I’ve always been a fan of how dark/twisted/ridiculous fairy tales were and find it quite fascinating. Anyhoo, I had looked this story up before and ran into info on Hans Christian Andersen. Apparently, he lived an asexual life but had quite a few unrequited loves, many of them men. Knowing that, it’s pretty easy to see how much of the story of The Little Mermaid could be interpreted as an allegory for having feelings for someone who does not or cannot reciprocate them. Which, at least to me, explains the seemingly unnecessary pain the little mermaid had to endure for acting on her feelings.

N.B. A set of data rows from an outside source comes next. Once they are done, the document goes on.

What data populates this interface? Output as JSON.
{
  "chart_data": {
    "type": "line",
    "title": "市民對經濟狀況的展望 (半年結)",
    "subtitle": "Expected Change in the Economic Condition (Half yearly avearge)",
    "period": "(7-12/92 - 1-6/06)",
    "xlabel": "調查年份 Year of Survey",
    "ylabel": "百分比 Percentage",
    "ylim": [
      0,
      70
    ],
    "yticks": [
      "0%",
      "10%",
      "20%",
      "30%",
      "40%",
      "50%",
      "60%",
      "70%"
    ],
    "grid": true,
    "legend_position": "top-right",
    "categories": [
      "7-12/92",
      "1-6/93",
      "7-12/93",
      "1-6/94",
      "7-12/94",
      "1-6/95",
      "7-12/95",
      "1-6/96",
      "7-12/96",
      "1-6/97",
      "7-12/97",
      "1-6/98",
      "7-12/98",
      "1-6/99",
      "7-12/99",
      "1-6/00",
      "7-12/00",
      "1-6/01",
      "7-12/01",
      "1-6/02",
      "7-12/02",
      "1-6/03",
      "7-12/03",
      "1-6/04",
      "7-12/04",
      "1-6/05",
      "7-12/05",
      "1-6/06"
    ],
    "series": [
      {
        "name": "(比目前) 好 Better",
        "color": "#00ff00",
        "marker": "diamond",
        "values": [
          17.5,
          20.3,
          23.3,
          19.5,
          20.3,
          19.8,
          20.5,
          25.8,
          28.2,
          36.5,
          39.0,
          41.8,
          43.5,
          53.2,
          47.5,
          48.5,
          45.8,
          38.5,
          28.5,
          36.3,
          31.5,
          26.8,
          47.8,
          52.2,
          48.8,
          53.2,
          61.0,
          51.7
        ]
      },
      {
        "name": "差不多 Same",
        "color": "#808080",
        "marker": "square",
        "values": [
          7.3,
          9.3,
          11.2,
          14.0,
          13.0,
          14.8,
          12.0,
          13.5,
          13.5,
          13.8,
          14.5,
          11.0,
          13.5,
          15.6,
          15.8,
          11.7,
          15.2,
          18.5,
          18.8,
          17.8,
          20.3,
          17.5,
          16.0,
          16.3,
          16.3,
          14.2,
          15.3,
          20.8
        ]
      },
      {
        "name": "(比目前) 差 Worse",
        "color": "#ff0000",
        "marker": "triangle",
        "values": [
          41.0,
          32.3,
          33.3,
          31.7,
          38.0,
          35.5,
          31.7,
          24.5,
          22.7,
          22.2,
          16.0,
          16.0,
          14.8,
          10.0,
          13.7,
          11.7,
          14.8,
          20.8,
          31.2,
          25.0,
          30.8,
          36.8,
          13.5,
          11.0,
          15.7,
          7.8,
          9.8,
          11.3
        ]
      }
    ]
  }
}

Just thought I’d chime in on the year-old podcast with this bit of information in case nobody else had :) Thanks again for the fun podcast!
haha I sneak “under da sea” in at other points in the podcast, so keep a lookout :)
I was too hard on that story…I was still new at this, and it’s actually kind of beautiful if you don’t take too critical a look at it. Perspectives like yours and others really helped me understand it a lot better.
I made sure to double check and see all the queer perspective comments before i jumped in. I love how open you are to learning more and taking in other perspectives, and im listening to your podcast to keep me sane through the dinner rush
I normally like your podcast, but if you are going to spend an entire episode commenting on how much you dislike a story while telling it, maybe you could skip that story?
Also when reading a story that has only one source, which is fairly recent and easy to get a hold of, maybe you could stick more to the original story…
Other than that, thanks for a great podcast, especially the norse stories.
That’s fair. I did it because I got numerous listener requests for it, and I’ve since eaten my words that it was the worst story ever. I’ve heard some really good interpretations of it from listeners since, and it’s not that bad.
The way I presented it was just as my reaction as a reader on how violent/inconsistent/weird the original was, despite it being held up as a great story by modern audiences. I stand by the fact that the original is not a well-written story, but I definitely didn’t hate it. Given that the original is not that well-known, I thought it would be constructive to tell. I think I was at least able to communicate the story to someone who didn’t already know it, even if I did just riff on it the whole time.
I’m glad you usually like the podcast though! I love the Norse legends. I’ve studied them academically, and have done a lot of personal reading on the history behind them.
i’m sorry, but i disagree. this podcast crystallized exactly why i’ve always loathed that story – even as a little girl, i knew something was seriously wrong and i would get livid when the teacher tried to read it on the Reading Rug.
i don’t think Jason or any storyteller has to sit there smiling and nodding and agreeing with every story – that’s what facebook is for.
Hello! First of all, I have to say I really like your podcast, thanks for making it! On the topic of little mermaid though, I think it’s interesting how much you don’t like it, considering how absurd some of the other tales are:D Personally, I know the original mostly from this czech adaptation: https://www.youtube.com/watch?v=2VCE2PRS-C8 , which is tragic, but utterly beautiful (and doesn’t include the daughters of the air, which seem unnecessary anyway…)
Haha, yes, I think I was a bit too hard on the little mermaid. Ignoring the daughters of the air ending and looking at just the characters, you’re right, it is actually a good story. The character of the little mermaid is tragic, conflicted, and interesting and I wish I would have given that a bit more focus in the podcast.